Arbitrage on this scale is a whopper of a warning bell
Credit to Moneyweb for raising this, but I think it deserves highlighting. The investors into Rudco are prepared to lend money at lower than SA government risk-free bond rates. This means two things:
- As a borrower, you could borrow as much money as you could from Rudco and invest it in Government bonds to make a profit at about to close to no risk as can be imagined. The South African government would need to default on a local currency obligations.
- The investors placing their money into Rudco could, with lower expenses, less effort, less risk and more liquidity achieve higher returns (and yes, higher risk-adjusted returns too) by purchasing South African bonds.

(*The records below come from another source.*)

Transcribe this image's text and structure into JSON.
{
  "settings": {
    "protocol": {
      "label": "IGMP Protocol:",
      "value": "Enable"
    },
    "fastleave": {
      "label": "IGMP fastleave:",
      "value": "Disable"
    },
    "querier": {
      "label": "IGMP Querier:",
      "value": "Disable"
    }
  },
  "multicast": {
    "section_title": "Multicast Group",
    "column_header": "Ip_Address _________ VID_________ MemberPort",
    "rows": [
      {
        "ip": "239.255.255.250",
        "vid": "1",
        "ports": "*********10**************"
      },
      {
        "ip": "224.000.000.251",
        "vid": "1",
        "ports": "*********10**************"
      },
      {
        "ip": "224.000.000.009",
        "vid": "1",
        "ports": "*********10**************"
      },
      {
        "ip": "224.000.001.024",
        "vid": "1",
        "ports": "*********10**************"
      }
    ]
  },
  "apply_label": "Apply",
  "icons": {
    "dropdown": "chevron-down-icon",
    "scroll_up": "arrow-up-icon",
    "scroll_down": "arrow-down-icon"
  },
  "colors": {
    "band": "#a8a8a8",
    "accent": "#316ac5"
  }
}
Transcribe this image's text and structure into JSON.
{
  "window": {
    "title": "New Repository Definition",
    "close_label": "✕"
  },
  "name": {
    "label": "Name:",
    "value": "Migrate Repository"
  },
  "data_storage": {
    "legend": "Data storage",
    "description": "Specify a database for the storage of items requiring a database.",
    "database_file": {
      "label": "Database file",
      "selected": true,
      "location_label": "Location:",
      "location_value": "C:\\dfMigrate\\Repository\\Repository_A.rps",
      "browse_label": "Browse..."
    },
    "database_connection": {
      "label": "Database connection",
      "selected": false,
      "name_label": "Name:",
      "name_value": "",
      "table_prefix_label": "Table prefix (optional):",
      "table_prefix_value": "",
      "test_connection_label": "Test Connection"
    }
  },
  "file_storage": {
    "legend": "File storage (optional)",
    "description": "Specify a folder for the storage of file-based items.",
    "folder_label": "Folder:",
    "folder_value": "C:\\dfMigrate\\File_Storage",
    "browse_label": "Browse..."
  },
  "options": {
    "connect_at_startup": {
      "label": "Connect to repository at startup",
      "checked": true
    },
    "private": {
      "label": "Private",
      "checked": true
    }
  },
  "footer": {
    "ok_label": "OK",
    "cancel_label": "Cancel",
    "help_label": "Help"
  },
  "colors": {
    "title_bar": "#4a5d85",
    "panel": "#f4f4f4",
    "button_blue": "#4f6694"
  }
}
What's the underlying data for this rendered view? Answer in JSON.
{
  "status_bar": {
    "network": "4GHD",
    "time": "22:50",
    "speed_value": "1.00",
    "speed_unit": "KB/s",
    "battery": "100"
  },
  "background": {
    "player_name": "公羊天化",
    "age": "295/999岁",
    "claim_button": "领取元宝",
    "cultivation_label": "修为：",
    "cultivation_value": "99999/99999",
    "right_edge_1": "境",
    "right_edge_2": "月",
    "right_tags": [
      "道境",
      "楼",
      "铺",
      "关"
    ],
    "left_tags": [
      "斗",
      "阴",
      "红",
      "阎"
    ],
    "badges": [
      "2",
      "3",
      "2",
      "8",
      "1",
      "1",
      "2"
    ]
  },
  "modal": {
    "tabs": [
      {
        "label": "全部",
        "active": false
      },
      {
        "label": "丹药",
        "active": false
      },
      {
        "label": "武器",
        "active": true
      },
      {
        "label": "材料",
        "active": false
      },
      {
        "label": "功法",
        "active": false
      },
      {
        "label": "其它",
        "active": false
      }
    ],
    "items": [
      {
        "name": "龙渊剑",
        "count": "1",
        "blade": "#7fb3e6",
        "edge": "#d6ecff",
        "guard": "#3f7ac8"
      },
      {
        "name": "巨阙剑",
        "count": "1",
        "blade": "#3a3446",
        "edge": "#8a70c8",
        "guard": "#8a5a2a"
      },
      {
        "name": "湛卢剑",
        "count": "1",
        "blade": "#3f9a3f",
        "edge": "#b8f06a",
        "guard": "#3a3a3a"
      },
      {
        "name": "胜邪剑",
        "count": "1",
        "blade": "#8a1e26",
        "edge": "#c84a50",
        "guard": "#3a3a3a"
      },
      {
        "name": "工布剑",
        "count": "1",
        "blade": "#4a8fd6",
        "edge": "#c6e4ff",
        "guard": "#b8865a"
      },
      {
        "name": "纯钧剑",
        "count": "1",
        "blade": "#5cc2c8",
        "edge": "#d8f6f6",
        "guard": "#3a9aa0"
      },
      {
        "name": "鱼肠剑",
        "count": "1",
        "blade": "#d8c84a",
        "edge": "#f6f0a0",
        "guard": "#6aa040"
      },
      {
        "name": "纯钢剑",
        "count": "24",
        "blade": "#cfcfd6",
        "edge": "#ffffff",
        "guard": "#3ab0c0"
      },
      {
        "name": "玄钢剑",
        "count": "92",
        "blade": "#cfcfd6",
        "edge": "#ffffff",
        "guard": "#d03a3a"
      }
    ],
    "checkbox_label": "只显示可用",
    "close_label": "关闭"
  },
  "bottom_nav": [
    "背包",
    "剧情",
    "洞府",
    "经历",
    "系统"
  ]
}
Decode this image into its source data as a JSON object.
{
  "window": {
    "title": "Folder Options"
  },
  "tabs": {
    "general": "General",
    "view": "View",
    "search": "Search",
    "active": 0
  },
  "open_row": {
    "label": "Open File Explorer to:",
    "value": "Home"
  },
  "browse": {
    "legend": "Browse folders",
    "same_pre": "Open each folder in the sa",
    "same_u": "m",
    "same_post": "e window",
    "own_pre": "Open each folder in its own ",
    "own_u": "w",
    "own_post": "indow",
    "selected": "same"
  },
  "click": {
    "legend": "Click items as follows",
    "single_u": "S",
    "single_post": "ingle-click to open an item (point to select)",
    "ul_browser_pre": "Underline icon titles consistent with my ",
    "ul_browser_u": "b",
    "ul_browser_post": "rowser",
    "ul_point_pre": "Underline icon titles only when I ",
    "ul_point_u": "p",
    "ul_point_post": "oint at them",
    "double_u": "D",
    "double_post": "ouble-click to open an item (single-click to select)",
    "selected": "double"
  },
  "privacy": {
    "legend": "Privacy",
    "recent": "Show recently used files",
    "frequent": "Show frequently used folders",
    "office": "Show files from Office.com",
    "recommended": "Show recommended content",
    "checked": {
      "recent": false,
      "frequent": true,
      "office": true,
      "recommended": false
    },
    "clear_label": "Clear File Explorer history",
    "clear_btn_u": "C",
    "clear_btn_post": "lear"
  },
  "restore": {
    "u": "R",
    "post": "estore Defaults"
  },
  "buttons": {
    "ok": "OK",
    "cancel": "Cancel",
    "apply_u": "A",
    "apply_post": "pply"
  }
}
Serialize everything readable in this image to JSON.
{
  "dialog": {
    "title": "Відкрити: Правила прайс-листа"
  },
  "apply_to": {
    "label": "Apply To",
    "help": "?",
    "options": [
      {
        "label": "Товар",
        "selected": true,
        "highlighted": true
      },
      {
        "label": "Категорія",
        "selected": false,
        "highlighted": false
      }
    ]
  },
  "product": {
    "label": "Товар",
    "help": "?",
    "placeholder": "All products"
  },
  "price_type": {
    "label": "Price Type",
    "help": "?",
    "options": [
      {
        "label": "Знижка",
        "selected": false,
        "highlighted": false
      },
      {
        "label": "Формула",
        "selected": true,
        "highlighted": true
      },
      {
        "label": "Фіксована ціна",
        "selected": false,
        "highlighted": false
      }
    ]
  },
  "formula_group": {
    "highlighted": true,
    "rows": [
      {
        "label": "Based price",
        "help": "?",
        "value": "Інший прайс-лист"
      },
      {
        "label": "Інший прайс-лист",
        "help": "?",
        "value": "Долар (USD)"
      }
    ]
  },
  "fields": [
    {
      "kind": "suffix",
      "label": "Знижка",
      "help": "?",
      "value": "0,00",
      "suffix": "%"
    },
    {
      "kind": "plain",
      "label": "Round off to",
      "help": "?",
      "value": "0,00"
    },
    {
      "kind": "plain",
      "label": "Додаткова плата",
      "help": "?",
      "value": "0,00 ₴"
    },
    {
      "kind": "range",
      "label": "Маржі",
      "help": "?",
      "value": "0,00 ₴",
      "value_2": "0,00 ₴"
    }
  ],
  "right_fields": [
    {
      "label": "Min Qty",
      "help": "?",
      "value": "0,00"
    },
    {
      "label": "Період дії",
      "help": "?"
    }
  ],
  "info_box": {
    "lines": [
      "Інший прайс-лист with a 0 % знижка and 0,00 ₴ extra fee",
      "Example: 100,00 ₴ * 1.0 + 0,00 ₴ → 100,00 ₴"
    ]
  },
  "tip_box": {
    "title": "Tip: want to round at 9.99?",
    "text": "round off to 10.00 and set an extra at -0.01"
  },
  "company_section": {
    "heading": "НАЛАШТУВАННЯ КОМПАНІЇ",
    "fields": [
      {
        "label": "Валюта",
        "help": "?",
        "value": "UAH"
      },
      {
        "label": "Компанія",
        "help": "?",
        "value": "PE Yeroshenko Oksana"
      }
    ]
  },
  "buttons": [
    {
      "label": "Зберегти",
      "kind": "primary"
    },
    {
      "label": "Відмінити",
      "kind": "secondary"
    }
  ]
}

These scenarios are a “free lunch” or arbitrage opportunity. Nobody makes money by being on the wrong end of an arbitrage opportunity. SA HomeLoans, who have attractive rates depending on particular circumstances, tie their funding directly to the rates available in the market. Almost by definition they are providing no-arbitrage pricing (provided one appropriately values the “service” or lending money retail, repackaging and effectively borrowing at wholesale rates). The larger banks may be slightly on the receiving end of an arbitrage opportunity (which is partly the reason for the existence of SA HomeLoans in the first place.) However, the banks have different cost structures and different distribution approaches, which offsets some of the superficially apparent economic profits.
The end game
I don’t have all the info, but everything I’ve seen makes suggests that Rudco are worthwhile staying away from. I’ll wait for the tears to start. Let’s stay away from Tigon and Masterbond and Fidentia and the myriad other schemes that South Africans have been conned into over the last few decades. Let’s apply some critical thinking, some logic and a clear and cold reality-check.
Well done Alec Hogg and Moneyweb for spotting this one and drawing my attention to it.